In statistics and probability theory, the median is the numerical value separating the higher half of a data sample, a population, or a probability distribution, from the lower half.
The median is the central point of a data set.
Consider the following data points: 1,4,5,6,7
The Median is "5".
Lets see how we will find median in Hive.
Consider a "test" table.
-------------------|Name Age|
------------------
|A 23 |
|B 23 |
|C 20 |
------------------
hive> select * from test;
OK
A 23
B 23
C 20
Time taken: 4.219 seconds, Fetched: 3 row(s)
Lets say we are going to find the median for Age column in "test" table.
Our expected median is "23".
PERCENTILE(BIGINT col,0.5) function helps to compute median in hive.The 50th percentile would be the median.
Structure of "test" table
hive> desc test;
OK
firstname string
age int
Time taken: 0.32 seconds, Fetched: 2 row(s)
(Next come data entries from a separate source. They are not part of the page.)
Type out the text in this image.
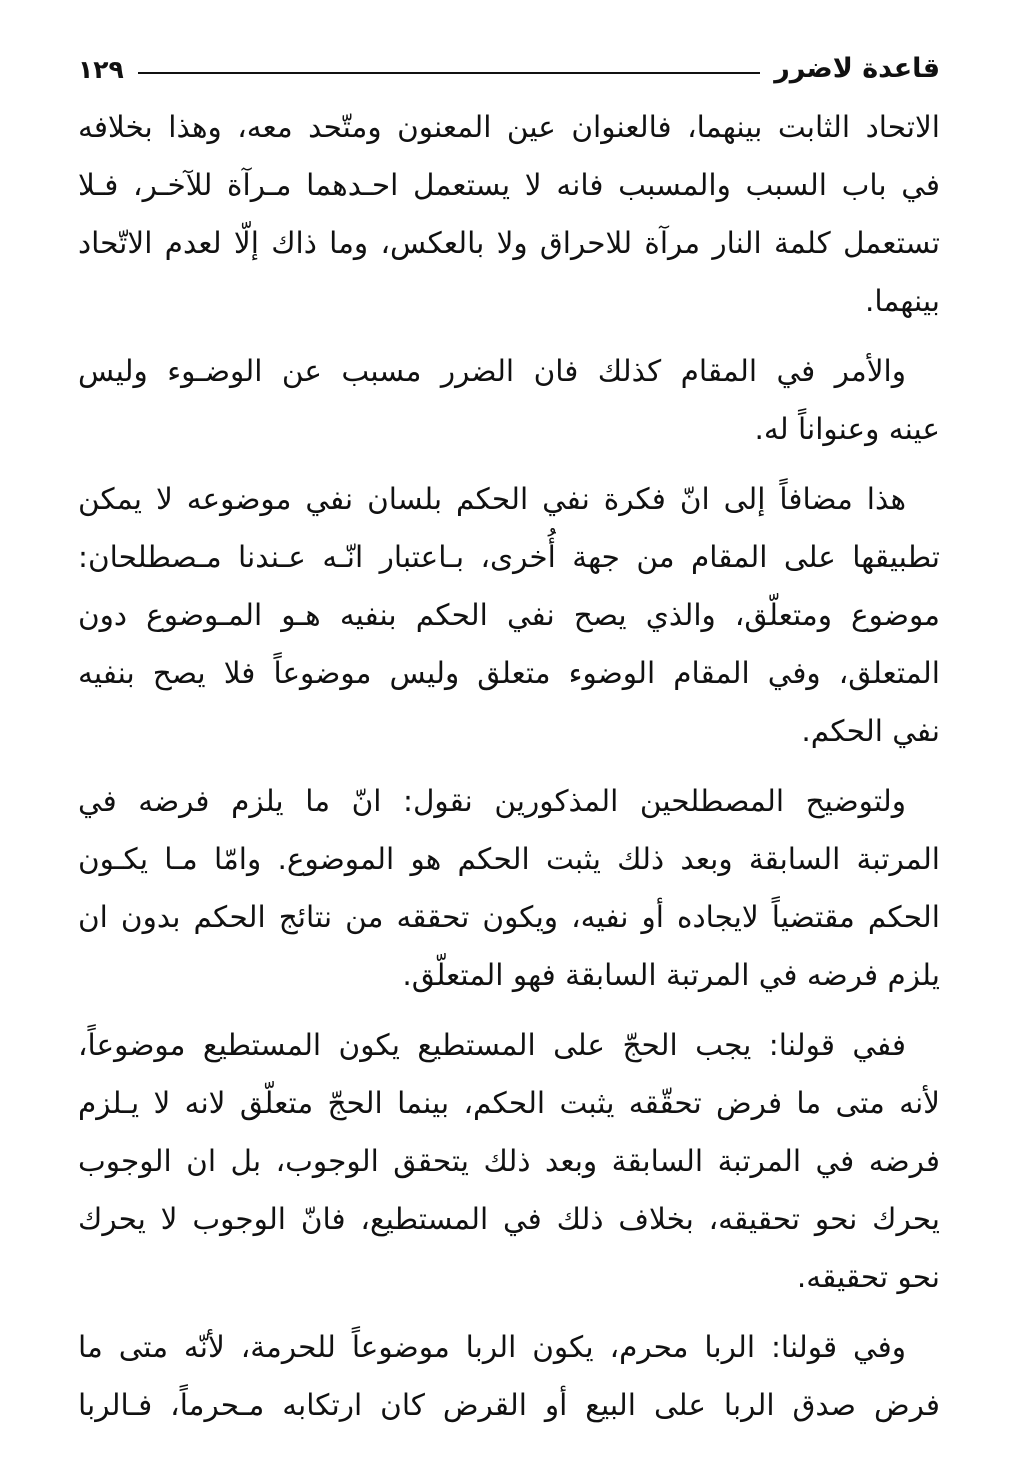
قاعدة لاضرر
١٢٩
الاتحاد الثابت بينهما، فالعنوان عين المعنون ومتّحد معه، وهذا بخلافه
في باب السبب والمسبب فانه لا يستعمل احـدهما مـرآة للآخـر، فـلا
تستعمل كلمة النار مرآة للاحراق ولا بالعكس، وما ذاك إلّا لعدم الاتّحاد
بينهما.
والأمر في المقام كذلك فان الضرر مسبب عن الوضـوء وليس
عينه وعنواناً له.
هذا مضافاً إلى انّ فكرة نفي الحكم بلسان نفي موضوعه لا يمكن
تطبيقها على المقام من جهة أُخرى، بـاعتبار انّـه عـندنا مـصطلحان:
موضوع ومتعلّق، والذي يصح نفي الحكم بنفيه هـو المـوضوع دون
المتعلق، وفي المقام الوضوء متعلق وليس موضوعاً فلا يصح بنفيه
نفي الحكم.
ولتوضيح المصطلحين المذكورين نقول: انّ ما يلزم فرضه في
المرتبة السابقة وبعد ذلك يثبت الحكم هو الموضوع. وامّا مـا يكـون
الحكم مقتضياً لايجاده أو نفيه، ويكون تحققه من نتائج الحكم بدون ان
يلزم فرضه في المرتبة السابقة فهو المتعلّق.
ففي قولنا: يجب الحجّ على المستطيع يكون المستطيع موضوعاً،
لأنه متى ما فرض تحقّقه يثبت الحكم، بينما الحجّ متعلّق لانه لا يـلزم
فرضه في المرتبة السابقة وبعد ذلك يتحقق الوجوب، بل ان الوجوب
يحرك نحو تحقيقه، بخلاف ذلك في المستطيع، فانّ الوجوب لا يحرك
نحو تحقيقه.
وفي قولنا: الربا محرم، يكون الربا موضوعاً للحرمة، لأنّه متى ما
فرض صدق الربا على البيع أو القرض كان ارتكابه مـحرماً، فـالربا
Here we can see the column we are going to find median is in INT. We need to convert the column into BIGINT.
Lets try out the query
select percentile(cast(age as BIGINT), 0.5) from test;
Here we casted age column into BIGINT.
hive> select percentile(cast(age as BIGINT), 0.5) from test1; Query ID = aibladmin_20141211140606_c61cb042-ed14-4048-8270-4cea1eece1c7 Total jobs = 1 Launching Job 1 out of 1 . . OK 23.0 Time taken: 27.659 seconds, Fetched: 1 row(s)
23.0 is the expected result which is the median for [23,23,20].